Should Napoli continue in a 4-4-2, and build in a similar pattern to when using a front three, the key to attacking Liverpool will be to occupy Virgil van Dijk. Since joining Liverpool, the Dutch defender has added organisation to the back line, and is a commanding aerial presence. However, both goals scored by Paris Saint-Germain in their recent 3-2 defeat at Anfield involved taking van Dijk out of the equation. Edinson Cavani’s presence stopped him from clearing the danger for the first, while Neymar’s dribble pulled him away from eventual goalscorer Kylian Mbappe for the second. If Milik can occupy van Dijk, space might be left for the likes of Insigne, Mertens or Callejon to exploit.
After seven games of the Serie A season, only four teams had conceded more goals than second-placed Napoli. While more than one of the 10 they have shipped have been little short of sensational – Fabio Quagliarella’s effort for Sampdoria is definitely worth a YouTube – their cover in midfield is certainly lacking organisation.
The build-up to the goal they conceded in a 2-1 win at Lazio on the opening day of the season (above) is a fine example of the gaps between their high pressing unit and the remaining defence. With Liverpool likely to keep at least three players high during their build-up, Napoli will need a rethink in midfield to stop access being so easily afforded into the opponents’ attackers. Despite being deployed as the pivot to replace Jorginho, Hamsik’s aggressive pressing nature is still on show above; he often steps high to support Insigne and co as they press the short build. This leaves huge spaces within the central lane, which a team like Liverpool will surely look to exploit.
Napoli may also be vulnerable if their back line continues to step high, leaving huge spaces in behind, as AS Roma did to catastrophic effect against Liverpool in last year’s Champions League semi final. With the front line stepping high to press, the back line is then forced to match this by moving to the halfway line. Ancelotti will have to think very carefully about adopting a high press against the Liverpool build.
Piotr Zielinski, 24, Midfielder
After joining Napoli from Serie A rivals Udinese in 2016, Zielinski was frequently rotated in and out of Napoli’s central midfield unit, with Maurizio Sarri preferring the trio of Jorginho, Allan and Hamsik. Zielinski fought his way into the side, however, and is now beginning to make his mark.
The Polish international can play as part of a central midfield trio, or as a left midfielder in a 4-4-2, as recently used by Ancelotti. His ability to link the play along the left side (below) helps Napoli build short, as well as penetrate into the final third. His movements and angles to receive offer consistent outlets for his teammates to progress the ball forwards, while he can also receive in tight areas and is surprisingly sharp when exploding away from pressure. His Cruyff turn to avoid markers is a particular trademark – he is one of few players who can genuinely perform the turn on both feet.

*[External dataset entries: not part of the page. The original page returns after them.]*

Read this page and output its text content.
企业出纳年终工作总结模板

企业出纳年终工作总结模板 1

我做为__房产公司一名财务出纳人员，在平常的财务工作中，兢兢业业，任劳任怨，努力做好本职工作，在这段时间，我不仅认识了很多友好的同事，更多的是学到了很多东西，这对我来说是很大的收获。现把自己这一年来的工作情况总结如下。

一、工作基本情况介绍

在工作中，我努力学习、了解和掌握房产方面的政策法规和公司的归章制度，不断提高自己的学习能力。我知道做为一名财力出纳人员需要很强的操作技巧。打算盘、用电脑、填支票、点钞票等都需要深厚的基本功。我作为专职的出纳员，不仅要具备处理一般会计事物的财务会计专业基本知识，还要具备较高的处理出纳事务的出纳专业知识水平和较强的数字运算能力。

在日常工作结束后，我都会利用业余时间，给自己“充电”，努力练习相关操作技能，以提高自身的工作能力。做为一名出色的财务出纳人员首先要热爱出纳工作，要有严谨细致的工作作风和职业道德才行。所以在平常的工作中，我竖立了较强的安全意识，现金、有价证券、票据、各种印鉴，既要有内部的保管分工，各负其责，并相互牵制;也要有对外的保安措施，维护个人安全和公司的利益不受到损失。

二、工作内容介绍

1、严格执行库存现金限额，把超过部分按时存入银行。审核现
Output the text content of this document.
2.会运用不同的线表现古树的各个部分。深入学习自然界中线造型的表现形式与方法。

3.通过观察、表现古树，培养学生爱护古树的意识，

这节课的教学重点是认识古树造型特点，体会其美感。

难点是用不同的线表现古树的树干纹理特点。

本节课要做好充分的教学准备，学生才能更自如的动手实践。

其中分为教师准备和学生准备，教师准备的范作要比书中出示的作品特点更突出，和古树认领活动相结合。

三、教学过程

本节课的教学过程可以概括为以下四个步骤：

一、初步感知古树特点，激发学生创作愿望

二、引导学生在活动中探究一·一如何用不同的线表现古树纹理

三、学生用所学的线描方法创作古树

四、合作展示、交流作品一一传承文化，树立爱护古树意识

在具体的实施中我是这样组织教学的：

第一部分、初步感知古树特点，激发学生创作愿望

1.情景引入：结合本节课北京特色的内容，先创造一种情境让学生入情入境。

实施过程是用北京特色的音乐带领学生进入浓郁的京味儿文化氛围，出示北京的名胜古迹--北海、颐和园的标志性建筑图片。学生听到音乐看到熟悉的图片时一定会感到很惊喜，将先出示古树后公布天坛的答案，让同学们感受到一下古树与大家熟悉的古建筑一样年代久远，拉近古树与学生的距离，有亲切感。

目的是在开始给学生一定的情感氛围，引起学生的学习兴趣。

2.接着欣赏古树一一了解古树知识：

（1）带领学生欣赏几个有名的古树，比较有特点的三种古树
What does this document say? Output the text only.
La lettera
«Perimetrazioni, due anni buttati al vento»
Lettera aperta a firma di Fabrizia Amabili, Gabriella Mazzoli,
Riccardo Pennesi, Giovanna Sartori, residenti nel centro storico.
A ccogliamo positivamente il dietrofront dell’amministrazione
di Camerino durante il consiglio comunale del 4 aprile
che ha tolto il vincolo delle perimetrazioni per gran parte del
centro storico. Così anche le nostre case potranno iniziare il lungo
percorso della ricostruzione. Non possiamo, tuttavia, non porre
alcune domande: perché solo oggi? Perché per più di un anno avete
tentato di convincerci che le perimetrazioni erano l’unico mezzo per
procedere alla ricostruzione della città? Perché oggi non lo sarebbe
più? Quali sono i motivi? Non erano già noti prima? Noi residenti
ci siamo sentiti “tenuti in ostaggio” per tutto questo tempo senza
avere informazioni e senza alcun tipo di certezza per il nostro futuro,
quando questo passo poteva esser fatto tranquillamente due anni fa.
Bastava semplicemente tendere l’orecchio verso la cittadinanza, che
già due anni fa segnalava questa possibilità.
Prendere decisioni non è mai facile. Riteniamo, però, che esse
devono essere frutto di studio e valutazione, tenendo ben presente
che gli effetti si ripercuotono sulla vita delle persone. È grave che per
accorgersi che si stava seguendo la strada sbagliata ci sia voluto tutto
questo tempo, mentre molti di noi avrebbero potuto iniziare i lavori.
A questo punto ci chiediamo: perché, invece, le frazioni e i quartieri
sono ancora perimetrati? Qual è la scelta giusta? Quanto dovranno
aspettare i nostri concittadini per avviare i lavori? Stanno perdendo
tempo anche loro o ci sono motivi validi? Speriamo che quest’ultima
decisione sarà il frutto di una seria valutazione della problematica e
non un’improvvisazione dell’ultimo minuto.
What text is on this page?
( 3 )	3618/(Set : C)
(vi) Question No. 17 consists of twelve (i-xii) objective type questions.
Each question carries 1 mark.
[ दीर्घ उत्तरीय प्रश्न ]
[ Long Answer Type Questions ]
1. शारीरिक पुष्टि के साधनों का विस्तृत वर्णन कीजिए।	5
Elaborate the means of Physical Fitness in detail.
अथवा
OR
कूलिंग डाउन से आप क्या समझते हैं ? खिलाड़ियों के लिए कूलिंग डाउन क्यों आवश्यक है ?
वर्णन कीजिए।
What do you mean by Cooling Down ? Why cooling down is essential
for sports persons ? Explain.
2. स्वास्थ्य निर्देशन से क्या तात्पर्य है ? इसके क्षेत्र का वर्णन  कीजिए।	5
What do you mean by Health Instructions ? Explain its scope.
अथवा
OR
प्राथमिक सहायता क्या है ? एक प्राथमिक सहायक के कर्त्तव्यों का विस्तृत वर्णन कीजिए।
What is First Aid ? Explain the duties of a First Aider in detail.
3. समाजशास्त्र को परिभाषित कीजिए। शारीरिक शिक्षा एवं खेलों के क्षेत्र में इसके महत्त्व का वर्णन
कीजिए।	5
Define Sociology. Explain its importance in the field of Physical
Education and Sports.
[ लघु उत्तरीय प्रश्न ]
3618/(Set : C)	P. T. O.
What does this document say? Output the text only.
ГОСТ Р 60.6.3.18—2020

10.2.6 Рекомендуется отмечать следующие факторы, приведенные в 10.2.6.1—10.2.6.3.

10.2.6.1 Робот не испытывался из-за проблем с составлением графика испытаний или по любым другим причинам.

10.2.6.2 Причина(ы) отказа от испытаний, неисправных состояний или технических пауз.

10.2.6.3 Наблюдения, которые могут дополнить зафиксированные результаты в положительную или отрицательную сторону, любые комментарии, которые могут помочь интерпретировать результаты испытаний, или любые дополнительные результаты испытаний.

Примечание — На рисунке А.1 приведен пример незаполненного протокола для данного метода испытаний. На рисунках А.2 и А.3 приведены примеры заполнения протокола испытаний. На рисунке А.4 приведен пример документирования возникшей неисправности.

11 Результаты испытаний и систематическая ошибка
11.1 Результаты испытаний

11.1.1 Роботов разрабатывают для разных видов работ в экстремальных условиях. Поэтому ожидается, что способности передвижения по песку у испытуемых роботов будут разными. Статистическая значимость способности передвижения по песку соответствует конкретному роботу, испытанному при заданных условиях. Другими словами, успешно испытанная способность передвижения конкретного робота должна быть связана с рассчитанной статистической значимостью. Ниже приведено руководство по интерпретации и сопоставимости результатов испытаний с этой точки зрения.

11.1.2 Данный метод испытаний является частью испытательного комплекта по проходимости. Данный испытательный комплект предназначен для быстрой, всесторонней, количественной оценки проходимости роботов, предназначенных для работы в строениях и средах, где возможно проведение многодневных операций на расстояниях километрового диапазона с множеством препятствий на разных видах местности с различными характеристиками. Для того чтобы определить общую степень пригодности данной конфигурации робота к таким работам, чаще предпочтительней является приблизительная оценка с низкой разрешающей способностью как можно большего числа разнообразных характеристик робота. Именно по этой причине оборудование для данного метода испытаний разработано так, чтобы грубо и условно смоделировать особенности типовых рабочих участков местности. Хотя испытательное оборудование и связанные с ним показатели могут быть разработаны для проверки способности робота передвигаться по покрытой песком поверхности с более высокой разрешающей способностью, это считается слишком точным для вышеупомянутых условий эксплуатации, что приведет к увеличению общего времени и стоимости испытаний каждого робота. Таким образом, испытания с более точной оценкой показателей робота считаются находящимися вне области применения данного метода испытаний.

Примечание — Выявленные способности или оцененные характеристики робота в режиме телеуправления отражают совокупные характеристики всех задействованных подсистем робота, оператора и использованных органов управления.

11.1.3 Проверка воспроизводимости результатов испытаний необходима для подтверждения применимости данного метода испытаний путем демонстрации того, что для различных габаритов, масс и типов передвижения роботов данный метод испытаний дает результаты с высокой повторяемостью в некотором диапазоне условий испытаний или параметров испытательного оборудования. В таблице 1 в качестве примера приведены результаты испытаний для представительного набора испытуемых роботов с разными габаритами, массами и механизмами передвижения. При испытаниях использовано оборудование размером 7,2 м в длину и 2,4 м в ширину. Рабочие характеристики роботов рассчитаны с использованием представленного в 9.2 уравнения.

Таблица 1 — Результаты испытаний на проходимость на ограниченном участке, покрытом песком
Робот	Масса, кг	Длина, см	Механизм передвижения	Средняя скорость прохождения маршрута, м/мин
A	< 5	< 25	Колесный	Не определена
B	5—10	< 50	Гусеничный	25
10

This ability to use both feet is Zielinski’s main asset. Whether receiving from a defender in a deeper role, or breaking a low block around the penalty area, he can effectively pass, dribble, turn and shoot off his left side (below) despite being mainly right-footed. His deception in the final third, coupled with forward movements from teammates, is a great source of Napoli’s attacks, as his disguised actions can penetrate the most compact of defences.